Urszula Radwańska do Tajlandii przyleciała wprost z izraelskiego Ejlat, gdzie starała się pomóc kadrze narodowej awansować do baraży o Grupę Światową II Pucharu Federacji. 21-letnia krakowianka i jej siostra Agnieszka nie były jednak w stanie pokonać w decydującym pojedynku zawodniczek ze Szwecji, dlatego też Polska w przyszłym sezonie ponownie rywalizować będzie w Grupie I Strefy Euroafrykańskiej.
Młodsza z sióstr Radwańskich w Pattaya Open grała wcześniej w 2008 oraz 2009 roku, ale za każdym razem kończyła swój udział w zawodach już po rozegraniu pierwszego spotkania. We wtorek polska tenisistka potrzebowała zaledwie 65 minut, aby odprawić swoją rosyjską rówieśniczkę. Krakowianka zdobyła przy podaniu Piwowarowej aż 62 proc. rozegranych punktów i pewnie wykorzystała wszystkie sześć wypracowane break pointy.

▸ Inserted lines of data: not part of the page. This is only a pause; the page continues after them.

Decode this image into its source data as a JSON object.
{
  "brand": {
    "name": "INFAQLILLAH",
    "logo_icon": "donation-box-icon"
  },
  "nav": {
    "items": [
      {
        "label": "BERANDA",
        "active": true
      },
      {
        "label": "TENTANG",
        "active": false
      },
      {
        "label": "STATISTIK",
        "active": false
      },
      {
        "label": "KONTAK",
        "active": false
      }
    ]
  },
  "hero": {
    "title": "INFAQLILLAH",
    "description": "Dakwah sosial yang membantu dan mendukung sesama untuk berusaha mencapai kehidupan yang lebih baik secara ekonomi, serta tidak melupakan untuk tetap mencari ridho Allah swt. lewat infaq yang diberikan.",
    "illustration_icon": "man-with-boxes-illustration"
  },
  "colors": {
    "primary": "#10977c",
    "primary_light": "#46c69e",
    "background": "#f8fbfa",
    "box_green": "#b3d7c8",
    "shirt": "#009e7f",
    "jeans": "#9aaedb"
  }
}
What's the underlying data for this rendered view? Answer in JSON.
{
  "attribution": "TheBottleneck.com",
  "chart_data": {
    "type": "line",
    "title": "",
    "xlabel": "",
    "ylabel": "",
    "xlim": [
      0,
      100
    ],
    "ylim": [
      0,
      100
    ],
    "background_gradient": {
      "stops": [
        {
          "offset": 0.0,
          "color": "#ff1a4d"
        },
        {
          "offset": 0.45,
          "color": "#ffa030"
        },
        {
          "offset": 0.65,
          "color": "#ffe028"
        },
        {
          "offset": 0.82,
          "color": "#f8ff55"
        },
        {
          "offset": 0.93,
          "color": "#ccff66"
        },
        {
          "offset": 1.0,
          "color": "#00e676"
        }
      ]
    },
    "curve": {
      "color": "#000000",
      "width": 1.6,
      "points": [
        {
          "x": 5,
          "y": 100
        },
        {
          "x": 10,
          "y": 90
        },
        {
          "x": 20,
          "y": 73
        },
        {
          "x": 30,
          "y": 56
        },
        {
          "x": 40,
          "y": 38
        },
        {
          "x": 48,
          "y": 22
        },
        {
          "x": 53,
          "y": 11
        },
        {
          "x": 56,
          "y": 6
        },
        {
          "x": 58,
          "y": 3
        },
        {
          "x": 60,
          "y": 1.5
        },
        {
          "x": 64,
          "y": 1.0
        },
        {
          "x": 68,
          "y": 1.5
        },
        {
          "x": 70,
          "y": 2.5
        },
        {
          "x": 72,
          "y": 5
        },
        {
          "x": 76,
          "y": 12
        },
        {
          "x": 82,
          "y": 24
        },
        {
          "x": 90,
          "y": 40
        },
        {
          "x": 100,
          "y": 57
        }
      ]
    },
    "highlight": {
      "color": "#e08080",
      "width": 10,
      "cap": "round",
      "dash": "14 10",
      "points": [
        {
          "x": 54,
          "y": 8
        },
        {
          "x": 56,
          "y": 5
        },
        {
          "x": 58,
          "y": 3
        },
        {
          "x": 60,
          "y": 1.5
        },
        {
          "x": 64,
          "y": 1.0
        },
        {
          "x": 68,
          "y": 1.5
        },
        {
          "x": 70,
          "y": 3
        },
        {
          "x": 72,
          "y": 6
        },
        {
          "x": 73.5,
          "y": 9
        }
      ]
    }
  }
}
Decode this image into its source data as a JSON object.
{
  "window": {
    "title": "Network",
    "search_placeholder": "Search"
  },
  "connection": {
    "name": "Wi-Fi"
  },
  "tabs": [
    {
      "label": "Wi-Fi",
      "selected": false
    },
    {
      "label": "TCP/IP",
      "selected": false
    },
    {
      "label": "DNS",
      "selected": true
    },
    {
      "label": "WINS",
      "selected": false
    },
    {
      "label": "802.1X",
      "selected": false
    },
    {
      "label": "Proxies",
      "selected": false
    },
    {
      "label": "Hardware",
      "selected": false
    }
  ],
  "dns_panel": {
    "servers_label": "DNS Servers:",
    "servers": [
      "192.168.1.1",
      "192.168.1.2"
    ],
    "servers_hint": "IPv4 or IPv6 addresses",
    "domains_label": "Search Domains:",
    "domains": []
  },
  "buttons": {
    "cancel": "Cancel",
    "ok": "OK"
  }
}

O ćwierćfinał tajskiej imprezy Urszula Radwańska zagra z oznaczoną numerem trzecim Hantuchovą. Obie panie spotkały się ze sobą przed trzema laty podczas turnieju w Warszawie, gdzie Słowaczka, aktualnie deblowa partnerka Agnieszki Radwańskiej, oddała polskiej zawodniczce jedynie cztery gemy.
PTT Pattaya Open, Pattaya City (Tajlandia)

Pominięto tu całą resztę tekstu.